Chancellor Rishi Sunak has introduced further grants, and lowered the contributions employers must make under the government's coronavirus Job Support Scheme, as part of a new round of economic support. He extended the Jobs Support Scheme to include businesses which can open, but have witnessed a fall in demand, by lowering the required hours employees have to work to qualify for the support, down from 33% of normal hours to 20 per cent. The chancellor also revealed a dramatic cut in the level of employer contributions under the scheme. Businesses are now expected to cover just 5% of employee hours not worked, rather than the 33%, initially announced last month

Britain has begun rolling out rapid, lateral-flow COVID-19 tests to schools and universities, health minister Matt Hancock said on Thursday, adding that much more of life could return closer to normal if a regular mass-testing system were established. “Yesterday, we began the rollout of lateral-flow tests to schools and universities. Lateral-flow tests don’t require a lab or a machine. The kit gives you the result within minutes,” Hancock said, adding that millions of the tests had been purchased. “If we can deliver a mass testing solution, so pupils in a bubble don’t have to isolate for a fortnight when one in the bubble tests positive, we will not only help control the spread of the virus, we will help schools and teachers and parents to live their lives much closer to normal.”

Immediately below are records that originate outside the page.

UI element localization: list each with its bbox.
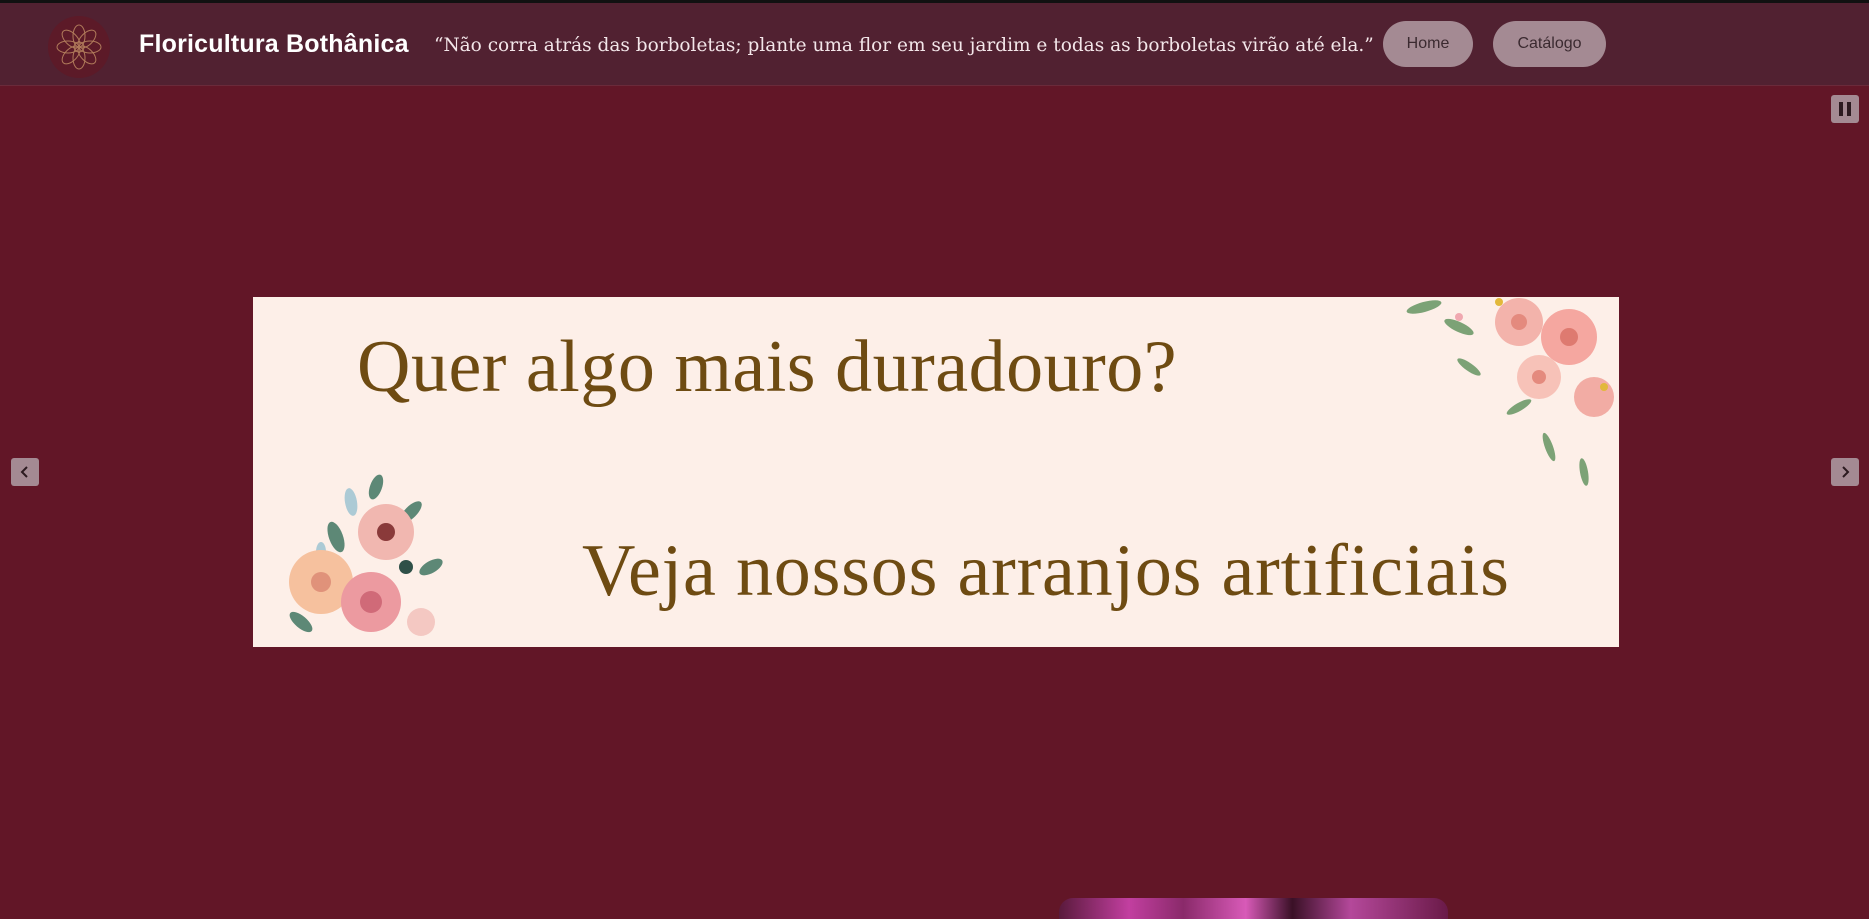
carousel-banner[interactable]: Quer algo mais duradouro? Veja nossos ar… [253,297,1619,647]
flower-logo-icon[interactable] [48,16,110,78]
floral-corner-decoration [1406,298,1614,486]
floral-bouquet-decoration [289,474,443,636]
chevron-left-icon [20,466,28,478]
banner-headline: Quer algo mais duradouro? [357,326,1178,408]
pause-icon[interactable] [1831,95,1859,123]
banner-subline: Veja nossos arranjos artificiais [582,530,1510,612]
chevron-right-icon [1842,466,1850,478]
site-header: Floricultura Bothânica “Não corra atrás … [0,3,1869,86]
pause-bar [1847,102,1851,116]
pause-bar [1839,102,1843,116]
carousel-prev-button[interactable] [11,458,39,486]
featured-flowers-image[interactable] [1059,898,1448,919]
carousel-next-button[interactable] [1831,458,1859,486]
brand-name[interactable]: Floricultura Bothânica [139,30,409,59]
header-quote: “Não corra atrás das borboletas; plante … [434,35,1374,56]
nav-catalog-button[interactable]: Catálogo [1493,21,1606,67]
nav-home-button[interactable]: Home [1383,21,1473,67]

• The chief negotiators of Britain and the European Union meet on Friday for intensive negotiations on a last-minute trade deal

Britain and Japan formally signed a trade agreement on Friday, marking the UK’s first big post-Brexit deal on trade, as it continues to struggle to agree on a deal with its closest trading partners in the EU. Japan also welcomed Britain’s interest in joining the 11-member Comprehensive and Progressive Agreement for Trans-Pacific Partnership (CPTPP) free trade deal, and intends to provide necessary support.

• Over the week, the main Global Stockmarkets where mixed with some up and some down, although after taking the strengthening Pound into account, they were mostly down. The Pound had been rising on the back of renewed talks between Britain and the EU, giving hope of a trade agreement that would avoid a disruptive split on 1st January 2021. The D-PIMS Portfolios were down over the week, especially the higher risk Portfolios, despite some internal currency hedging, which would have helped.

 

The value of investments and the income from them can fall as well as rise and you may not get back the original amount you invested.


Past Performance is no guarantee of, or guide to future returns.


The comments made above represent our interpretation of events and market views and are in no way a guarantee of future investment performance.